I’m starting to get the hang of viewing my living situation as cozy rather than cramped. I set my laptop on top of my bookshelf (filled with clothes) and play music while I chop my vegetables into unequally thin slices. I usually start with the hard, drier produce, things like carrots, because they don’t make a mess of my single cutting board. Next comes onions and potatoes, and when the three are sliced and the frying pan is hot, I toss them in.

Later come the moderately juicy foods like tomatoes and garlic. They leave my surface feeling damp and slightly sticky, but it’s nothing compared to the mango. I still don’t really know how I’m supposed to cleave the mango meat from its large, oblong pit, and it leads to a rather messy butchering. I can usually peel the thick skin back with my hand, but then I’ve got a soupy yellow mass about half the size of a football and far more slippery. Little by little my paring knife cuts chunks off, though when it’s done it looks not unlike the murder scene of a badly jaundiced Mr. Potato Head.

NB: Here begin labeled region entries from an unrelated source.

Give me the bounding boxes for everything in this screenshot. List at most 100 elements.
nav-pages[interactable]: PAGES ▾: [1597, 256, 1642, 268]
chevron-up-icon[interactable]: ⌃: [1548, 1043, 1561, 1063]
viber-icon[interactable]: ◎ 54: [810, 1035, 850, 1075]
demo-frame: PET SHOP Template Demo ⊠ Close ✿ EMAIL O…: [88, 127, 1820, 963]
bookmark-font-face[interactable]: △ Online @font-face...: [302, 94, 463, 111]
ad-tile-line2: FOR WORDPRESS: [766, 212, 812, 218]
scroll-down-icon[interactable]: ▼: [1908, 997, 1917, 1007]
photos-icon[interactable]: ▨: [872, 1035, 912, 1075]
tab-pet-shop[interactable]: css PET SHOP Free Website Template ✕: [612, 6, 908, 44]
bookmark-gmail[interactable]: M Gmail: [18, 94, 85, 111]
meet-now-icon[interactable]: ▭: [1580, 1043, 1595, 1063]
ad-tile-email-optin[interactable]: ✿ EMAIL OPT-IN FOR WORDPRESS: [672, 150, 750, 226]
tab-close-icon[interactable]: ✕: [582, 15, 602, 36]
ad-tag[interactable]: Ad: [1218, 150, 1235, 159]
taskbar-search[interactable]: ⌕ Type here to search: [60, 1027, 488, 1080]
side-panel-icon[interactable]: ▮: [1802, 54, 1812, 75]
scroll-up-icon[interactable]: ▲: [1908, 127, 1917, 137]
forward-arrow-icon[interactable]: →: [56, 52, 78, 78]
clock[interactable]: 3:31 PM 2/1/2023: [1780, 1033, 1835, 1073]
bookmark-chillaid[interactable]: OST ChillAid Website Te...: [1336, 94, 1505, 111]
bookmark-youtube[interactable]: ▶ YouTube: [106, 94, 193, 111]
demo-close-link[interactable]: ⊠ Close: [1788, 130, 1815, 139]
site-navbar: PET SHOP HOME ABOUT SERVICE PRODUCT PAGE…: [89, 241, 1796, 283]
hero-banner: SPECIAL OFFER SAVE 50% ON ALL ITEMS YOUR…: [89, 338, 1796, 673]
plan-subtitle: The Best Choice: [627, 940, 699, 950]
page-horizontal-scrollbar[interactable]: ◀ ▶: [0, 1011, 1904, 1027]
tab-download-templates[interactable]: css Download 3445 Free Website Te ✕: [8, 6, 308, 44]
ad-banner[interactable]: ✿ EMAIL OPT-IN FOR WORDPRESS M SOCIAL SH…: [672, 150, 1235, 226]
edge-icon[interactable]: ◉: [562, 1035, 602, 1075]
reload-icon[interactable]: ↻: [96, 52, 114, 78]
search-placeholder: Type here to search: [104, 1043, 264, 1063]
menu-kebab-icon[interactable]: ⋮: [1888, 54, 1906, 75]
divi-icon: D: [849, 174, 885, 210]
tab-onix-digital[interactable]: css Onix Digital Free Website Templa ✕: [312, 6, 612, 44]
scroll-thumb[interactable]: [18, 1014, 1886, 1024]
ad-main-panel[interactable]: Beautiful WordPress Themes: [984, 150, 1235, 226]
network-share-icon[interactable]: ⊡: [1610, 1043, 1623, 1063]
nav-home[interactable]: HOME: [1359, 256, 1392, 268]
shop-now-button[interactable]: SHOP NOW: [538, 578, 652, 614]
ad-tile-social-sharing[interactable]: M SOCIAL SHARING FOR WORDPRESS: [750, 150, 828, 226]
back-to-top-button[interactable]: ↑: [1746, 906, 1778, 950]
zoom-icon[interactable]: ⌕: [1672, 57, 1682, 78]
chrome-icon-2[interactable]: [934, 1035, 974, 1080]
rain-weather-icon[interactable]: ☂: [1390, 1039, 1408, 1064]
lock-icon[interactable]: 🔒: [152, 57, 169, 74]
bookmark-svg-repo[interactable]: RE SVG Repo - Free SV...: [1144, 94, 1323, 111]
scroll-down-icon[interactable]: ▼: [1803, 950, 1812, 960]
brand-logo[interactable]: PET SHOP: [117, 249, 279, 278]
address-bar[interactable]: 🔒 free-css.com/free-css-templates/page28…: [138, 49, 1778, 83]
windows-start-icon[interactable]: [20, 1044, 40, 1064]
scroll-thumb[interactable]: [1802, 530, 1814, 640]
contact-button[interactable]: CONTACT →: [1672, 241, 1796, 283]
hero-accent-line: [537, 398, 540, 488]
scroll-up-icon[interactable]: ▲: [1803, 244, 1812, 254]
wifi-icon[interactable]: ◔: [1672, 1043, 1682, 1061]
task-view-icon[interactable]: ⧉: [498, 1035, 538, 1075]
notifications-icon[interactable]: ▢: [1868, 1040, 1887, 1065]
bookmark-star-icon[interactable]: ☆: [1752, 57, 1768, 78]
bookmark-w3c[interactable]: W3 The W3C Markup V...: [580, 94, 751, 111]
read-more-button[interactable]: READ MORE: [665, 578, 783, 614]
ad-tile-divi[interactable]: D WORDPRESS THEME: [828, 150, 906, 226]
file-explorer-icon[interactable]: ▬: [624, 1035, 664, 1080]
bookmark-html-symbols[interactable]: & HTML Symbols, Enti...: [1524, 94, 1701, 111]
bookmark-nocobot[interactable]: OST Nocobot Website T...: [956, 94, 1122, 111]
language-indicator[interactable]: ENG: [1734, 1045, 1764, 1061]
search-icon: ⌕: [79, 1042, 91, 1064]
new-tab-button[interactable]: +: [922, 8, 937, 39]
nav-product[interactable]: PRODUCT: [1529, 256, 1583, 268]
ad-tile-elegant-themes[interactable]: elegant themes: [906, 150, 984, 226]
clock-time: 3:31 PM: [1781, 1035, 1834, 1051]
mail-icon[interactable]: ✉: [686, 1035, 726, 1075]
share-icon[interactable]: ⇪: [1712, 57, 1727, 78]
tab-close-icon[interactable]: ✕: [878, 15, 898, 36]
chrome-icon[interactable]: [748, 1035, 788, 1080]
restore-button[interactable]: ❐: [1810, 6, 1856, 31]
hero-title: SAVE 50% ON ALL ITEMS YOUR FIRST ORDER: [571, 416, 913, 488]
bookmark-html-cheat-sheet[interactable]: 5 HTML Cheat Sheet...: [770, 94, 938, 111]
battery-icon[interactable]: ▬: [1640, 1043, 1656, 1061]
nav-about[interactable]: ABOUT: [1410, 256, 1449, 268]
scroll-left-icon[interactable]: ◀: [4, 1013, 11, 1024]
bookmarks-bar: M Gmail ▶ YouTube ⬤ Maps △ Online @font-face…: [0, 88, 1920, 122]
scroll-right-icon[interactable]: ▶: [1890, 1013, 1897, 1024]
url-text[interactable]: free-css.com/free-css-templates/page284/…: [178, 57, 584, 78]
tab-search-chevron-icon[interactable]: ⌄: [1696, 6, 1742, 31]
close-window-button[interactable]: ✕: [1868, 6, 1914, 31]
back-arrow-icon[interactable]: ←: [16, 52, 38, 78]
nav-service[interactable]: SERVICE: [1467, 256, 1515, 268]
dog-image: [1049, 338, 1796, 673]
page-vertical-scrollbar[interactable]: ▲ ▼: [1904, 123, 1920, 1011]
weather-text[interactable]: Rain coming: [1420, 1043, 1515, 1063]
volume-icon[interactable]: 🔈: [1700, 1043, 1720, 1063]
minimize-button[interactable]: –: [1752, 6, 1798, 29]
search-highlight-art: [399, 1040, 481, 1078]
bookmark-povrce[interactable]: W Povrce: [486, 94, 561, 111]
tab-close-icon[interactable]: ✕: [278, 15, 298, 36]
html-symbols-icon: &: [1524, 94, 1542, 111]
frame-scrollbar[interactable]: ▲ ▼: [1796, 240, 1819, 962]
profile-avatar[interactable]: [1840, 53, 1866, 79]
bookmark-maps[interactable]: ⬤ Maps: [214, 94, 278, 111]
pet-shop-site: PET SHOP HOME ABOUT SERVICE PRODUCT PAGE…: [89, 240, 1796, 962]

At this point I usually have to run to the pila and wash my hands, or the entire meal will digress into some kind of amateur comedy routine where everything I touch ends up sticking to me. Until now the meal has had a slightly rushed feeling to it, like I’m dueling against the clock. Will I finish dicing the onions before the olive oil begins to burn? What if I haven’t finished with the mango before the rice has to be taken off the burner?

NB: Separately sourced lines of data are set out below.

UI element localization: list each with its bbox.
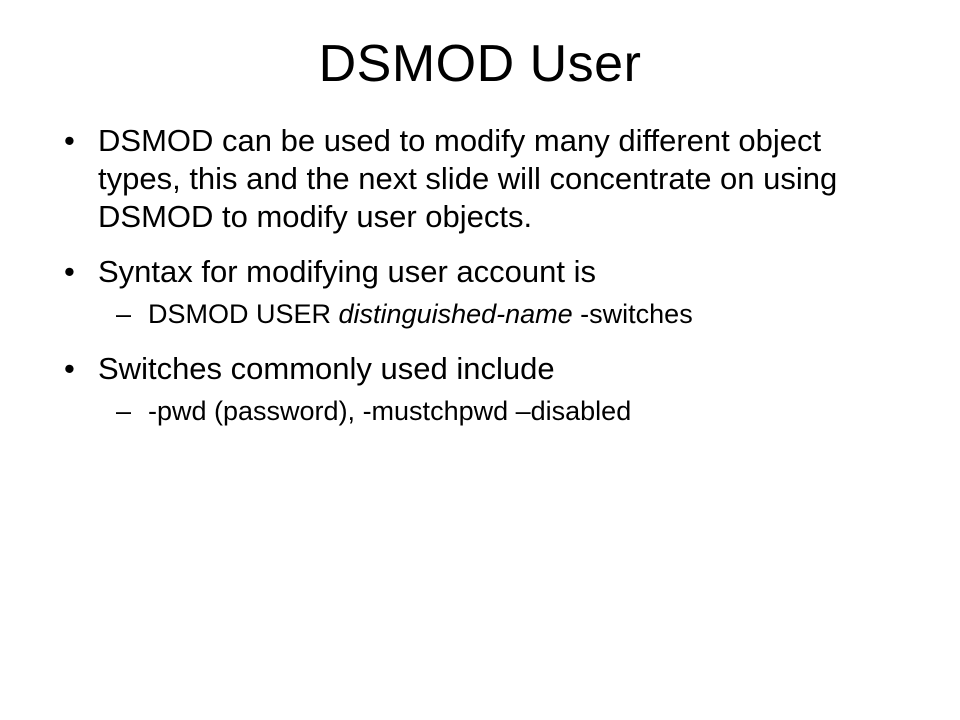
sub-bullet-list: -pwd (password), -mustchpwd –disabled	[98, 394, 904, 429]
bullet-item: DSMOD can be used to modify many differe…	[92, 122, 904, 235]
sub-bullet-item: -pwd (password), -mustchpwd –disabled	[144, 394, 904, 429]
sub-bullet-list: DSMOD USER distinguished-name -switches	[98, 297, 904, 332]
sub-bullet-suffix: -switches	[573, 299, 693, 329]
sub-bullet-italic: distinguished-name	[339, 299, 573, 329]
bullet-text: DSMOD can be used to modify many differe…	[98, 123, 837, 234]
slide: DSMOD User DSMOD can be used to modify m…	[0, 0, 960, 720]
sub-bullet-prefix: -pwd (password), -mustchpwd –disabled	[148, 396, 631, 426]
bullet-item: Switches commonly used include -pwd (pas…	[92, 350, 904, 428]
sub-bullet-item: DSMOD USER distinguished-name -switches	[144, 297, 904, 332]
bullet-item: Syntax for modifying user account is DSM…	[92, 253, 904, 331]
bullet-list: DSMOD can be used to modify many differe…	[56, 122, 904, 428]
bullet-text: Syntax for modifying user account is	[98, 254, 596, 289]
slide-title: DSMOD User	[56, 34, 904, 94]
sub-bullet-prefix: DSMOD USER	[148, 299, 339, 329]
bullet-text: Switches commonly used include	[98, 351, 555, 386]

It’s a wonderful feeling to have the rice fully cooked and the curry sizzling away fragrantly. I toss in some spices: A couple dashes of curry powder here, a dollop of cumin there; I never measure them out precisely. Cooking for me involves a sense of exploration, and I’d never want to dumb it down to simply following a recipe. It’s far more exciting to ask myself what putting in some basil and parsley would do than feel confined to the pages of a cookbook. I look to mine for the broad strokes, not the specifics. Perhaps God is in the details, but perfection tastes so much better when I stumble upon it.

When the meal is ready I usually turn 90 degrees from my stove and eat it while sitting on my bed. My water bottle, the only beverage I have, sits between my feet. I own no table, and my dinner guests are usually Biggie, the Red Hot Chili Peppers, or Manu Chao. They’re very articulate, but sometimes the conversation feels a little one-sided. I’m not complaining by any means; my landlords have made it very clear that I’m welcome at their table, but I kind of like the solitude at the moment. I’m no longer a bag of potatoes as I sometimes felt with my earlier family, and can decide what I eat and when. I am free to make salt-free, sugar-free, meat-free, dairy-free meals for myself, especially since I have no refrigerator in which to store most of those things. I never thought it was possible, but I’ve become a vegan by convenience.